The Employment Appeal Tribunal (EAT) has ruled that, for the purposes of Regulation 13 of the Transfer of Undertakings (Protection of Employment) Regulations 2006 (TUPE), the ‘affected employees’ whose representatives an employer must inform and consult regarding a relevant transfer are those who will or may be transferred, those whose jobs are at risk on account of the proposed transfer and those who have internal job applications pending at the time of the transfer. The definition does not extend to everyone in the workforce who might apply in the future for a vacancy in the part of the undertaking being transferred (Unison v Somerset County Council and Others).
The issue arose because Somerset County Council and Taunton Deane Borough Council decided to transfer the bulk of the work of their Resources Directorates to a new, joint venture company, South West One Ltd., which would be controlled and run by IBM. There had been lengthy and, in the EAT’s view, ‘exemplary’ consultation over a period of two years prior to the transfer and 846 employees were given the choice of either transferring under TUPE to the new company or of being seconded to it but remaining as Council employees.

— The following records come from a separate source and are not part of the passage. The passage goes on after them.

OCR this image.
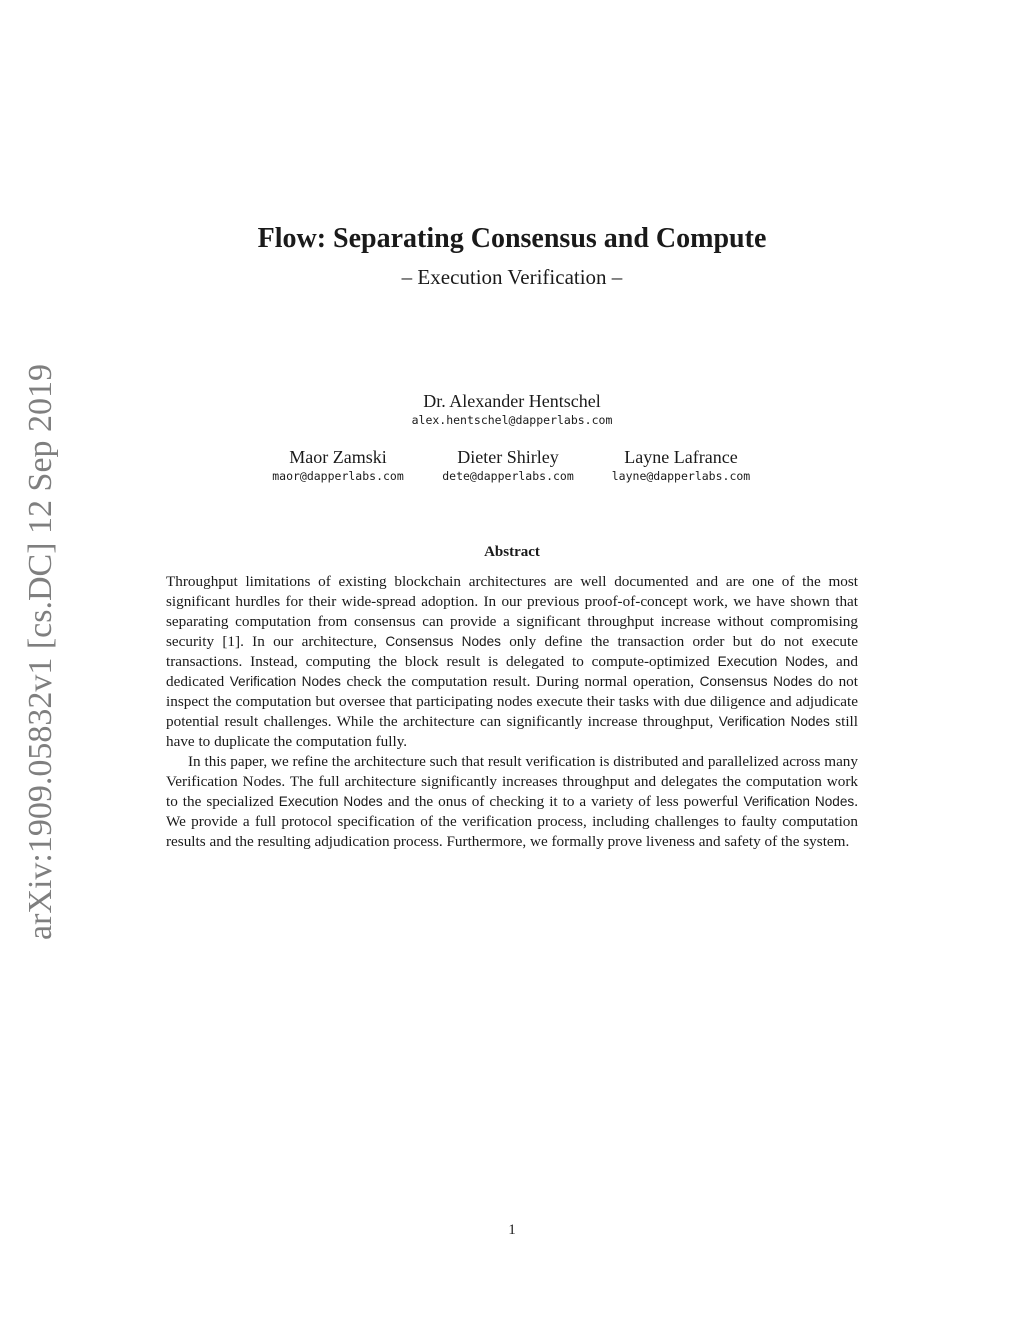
arXiv:1909.05832v1 [cs.DC] 12 Sep 2019
Flow: Separating Consensus and Compute
– Execution Verification –
Dr. Alexander Hentschel
alex.hentschel@dapperlabs.com
Maor Zamski
maor@dapperlabs.com
Dieter Shirley
dete@dapperlabs.com
Layne Lafrance
layne@dapperlabs.com
Abstract

Throughput limitations of existing blockchain architectures are well documented and are one of the most significant hurdles for their wide-spread adoption. In our previous proof-of-concept work, we have shown that separating computation from consensus can provide a significant throughput increase without compromising security [1]. In our architecture, Consensus Nodes only define the transaction order but do not execute transactions. Instead, computing the block result is delegated to compute-optimized Execution Nodes, and dedicated Verification Nodes check the computation result. During normal operation, Consensus Nodes do not inspect the computation but oversee that participating nodes execute their tasks with due diligence and adjudicate potential result challenges. While the architecture can significantly increase throughput, Verification Nodes still have to duplicate the computation fully.

In this paper, we refine the architecture such that result verification is distributed and parallelized across many Verification Nodes. The full architecture significantly increases throughput and delegates the computation work to the specialized Execution Nodes and the onus of checking it to a variety of less powerful Verification Nodes. We provide a full protocol specification of the verification process, including challenges to faulty computation results and the resulting adjudication process. Furthermore, we formally prove liveness and safety of the system.

1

All but one opted to remain as Council employees. However, aspects of the staffing agreement relating to future recruitment to the new company remained contentious right up until the deadline set for agreement with IBM. Unison was concerned that a policy, whereby jobs that could not be filled from within the new company were then advertised externally at the same time as they were offered to other Council employees not involved in the transfer, could result in the gradual privatisation of the workforce of South West One. In the event, changes were made to the earlier proposal and agreement to this effect was reached, but without full consultation.
Unison claimed that there had been a failure to consult employee representatives in accordance with TUPE Regulation 13. However, the Employment Tribunal (ET) found that the speed of events and the rapidly approaching deadline were special circumstances (TUPE Regulation 13.9) so that it was not reasonably practicable for consultation to take place.
Unison appealed against this decision and lost. The EAT held that the ET was entitled to reach the conclusion that the special circumstances defence had been established.
The EAT then looked at what is meant by affected employees. Firstly, there was no reason to consult with employees who it was agreed had transferred under TUPE as regards the new staffing agreement as their position remained unchanged. Vacancies would first be offered to those employed in the new company. Unison claimed, however, that other Council employees fell under the definition of affected employees and should have been consulted because the staffing agreement reached impacted on their future job prospects.
The EAT could not accept this interpretation as it would lead to the conclusion in many, if not most, cases that every employee of the organisation is potentially an affected employee.